Accanto al tema principale, l’Opera è ricca di suggestioni filosofiche e letterarie, ma anche di immagini altamente simboliche. La strada, quale metafora della vita come viaggio suddiviso in tappe, e le stazioni, quali luoghi di incontri e coincidenze, i quali disvelano attraverso gli intrecci tra vite e cammini diversi (quasi un effetto Butterfly), il senso segreto dell’esistenza, si incardinano così in una cornice filosofica contraddistinta dalla circolarità del tempo e dal costante rispecchiamento tra livello universale e individuale, tra micro e macro e ancora dall’esistenza recondita di una verità eterna destinata a pochi.
Ogni viaggio si staglia così sull’orizzonte di un universo circolare e in continuo divenire che attraverso il ciclo dell’esistenza, dalla nascita alla morte, come nell’Anabasi Di Senofonte o nel viaggio di Odisseo, termina ineluttabilmente in coincidenza col punto di partenza.
E ancora, il potere della mente e del pensiero, sconosciuto e sconfinato, che “quasi crea la materia”, come la musica del Flauto magico, al cui uso strumentale e demagogico da parte delle classi dominanti, si contrappongono le infinite potenzialità legate a un uso virtuoso di coloro che vogliano intraprendere un percorso volto alla scoperta dell’autentica conoscenza.

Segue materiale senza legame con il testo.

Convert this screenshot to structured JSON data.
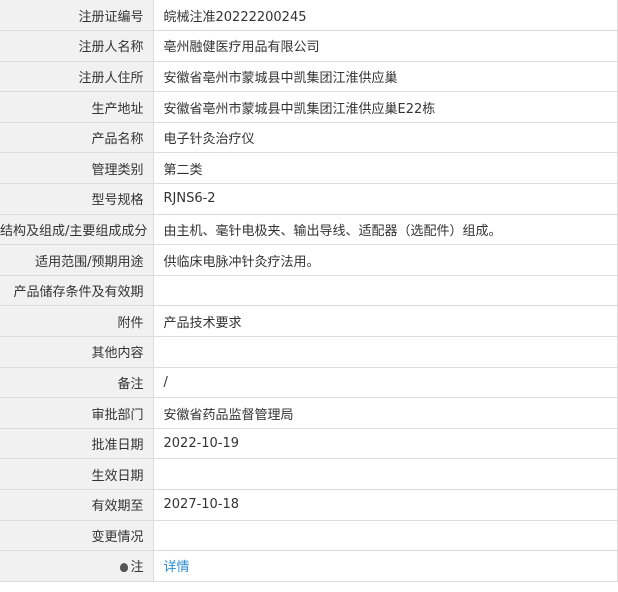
{
  "record": {
    "rows": [
      {
        "label": "注册证编号",
        "value": "皖械注准20222200245"
      },
      {
        "label": "注册人名称",
        "value": "亳州融健医疗用品有限公司"
      },
      {
        "label": "注册人住所",
        "value": "安徽省亳州市蒙城县中凯集团江淮供应巢"
      },
      {
        "label": "生产地址",
        "value": "安徽省亳州市蒙城县中凯集团江淮供应巢E22栋"
      },
      {
        "label": "产品名称",
        "value": "电子针灸治疗仪"
      },
      {
        "label": "管理类别",
        "value": "第二类"
      },
      {
        "label": "型号规格",
        "value": "RJNS6-2"
      },
      {
        "label": "结构及组成/主要组成成分",
        "value": "由主机、毫针电极夹、输出导线、适配器（选配件）组成。"
      },
      {
        "label": "适用范围/预期用途",
        "value": "供临床电脉冲针灸疗法用。"
      },
      {
        "label": "产品储存条件及有效期",
        "value": ""
      },
      {
        "label": "附件",
        "value": "产品技术要求"
      },
      {
        "label": "其他内容",
        "value": ""
      },
      {
        "label": "备注",
        "value": "/"
      },
      {
        "label": "审批部门",
        "value": "安徽省药品监督管理局"
      },
      {
        "label": "批准日期",
        "value": "2022-10-19"
      },
      {
        "label": "生效日期",
        "value": ""
      },
      {
        "label": "有效期至",
        "value": "2027-10-18"
      },
      {
        "label": "变更情况",
        "value": ""
      }
    ],
    "note": {
      "label": "注",
      "link_text": "详情",
      "icon": "pin-icon"
    }
  },
  "colors": {
    "label_background": "#f1f1f1",
    "border": "#dcdcdc",
    "link": "#2a8ad4",
    "text": "#333333"
  }
}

Nell’incontro tra la realtà e la dimensione onirica che accompagna il racconto del percorso iniziatico di un bambino di nove anni, l’Autore ritrova, infine, un senso di pace e di liberazione e insieme la capacità di restituire alla realtà il senso di magico e di meraviglia per una vita non appiattita sulla quotidianità, ma in grado di rendere il senso unico dell’esistenza.
Come nella canzone L’ultimo spettacolo di Roberto Vecchioni, l’Opera appare dicotomicamente scissa tra sogno e realtà, tra passato e futuro, tra l’occhio blu, simbolicamente legato alla rimembranza, e l’occhio azzurro, quale sguardo rivolto verso l’avvenire, ricomponendoli però in una visione unitaria che lascia intravedere, senza definirlo, il senso autentico dell’esistenza.
Attraverso l’analisi del mito, quale narrazione in grado di dare forma al caos, l’Autore compie un passo successivo: con il coraggio che gli deriva da un lavoro di introspezione interiore, volto a recuperare un sé autentico attraverso la meraviglia dello sguardo infantile in grado di cogliere la magia delle cose, Scaduto guarda in faccia la realtà nella sua crudezza e in maniera quasi profetica affronta il tema dell’orrore della guerra. Qui si innesta il racconto dedicato alla nonna, Antonina Scaduto, caratterizzato da un cambio di registro narrativo che diviene ora prepotentemente realista. Attraverso la storia vera, incentrata sull’esperienza della perdita subita da Antonina, legata in particolare alle vicende del figlio, Achille Scaduto, colpito da una folata di vento mentre si lanciava col paracadute nei cieli dell’Africa Settentrionale, l’Autore compie una lucida analisi dell’avventura bellica dell’Italia fascista durante la seconda Guerra Mondiale, proponendo una demistificazione dell’ideologia degli “italiani brava gente”.
Nell’ultima parte dell’opera trova spazio una riflessione sull’uso sacro delle droghe nelle civiltà antiche, quali strumenti di comunione con Dio e con la natura, nonché quali facilitatori del processo di creazione artistica. L’Autore distingue, tuttavia, l’uso consapevole, il quale richiede la capacità di controllare la parte nascosta del potere della mente, dall’abuso, dettato dal bisogno di superare il male di vivere, le cui radici affondano nell’episodio biblico della cacciata dal paradiso terrestre. Tale dolore esistenziale porta l’uomo a retrocedere alla condizione animale, a causa dell’imperversare del desiderio di possesso dei beni materiali che, regalandoci l’illusione del potere, ci allontana dalla divinità naturalmente presente nell’essere umano.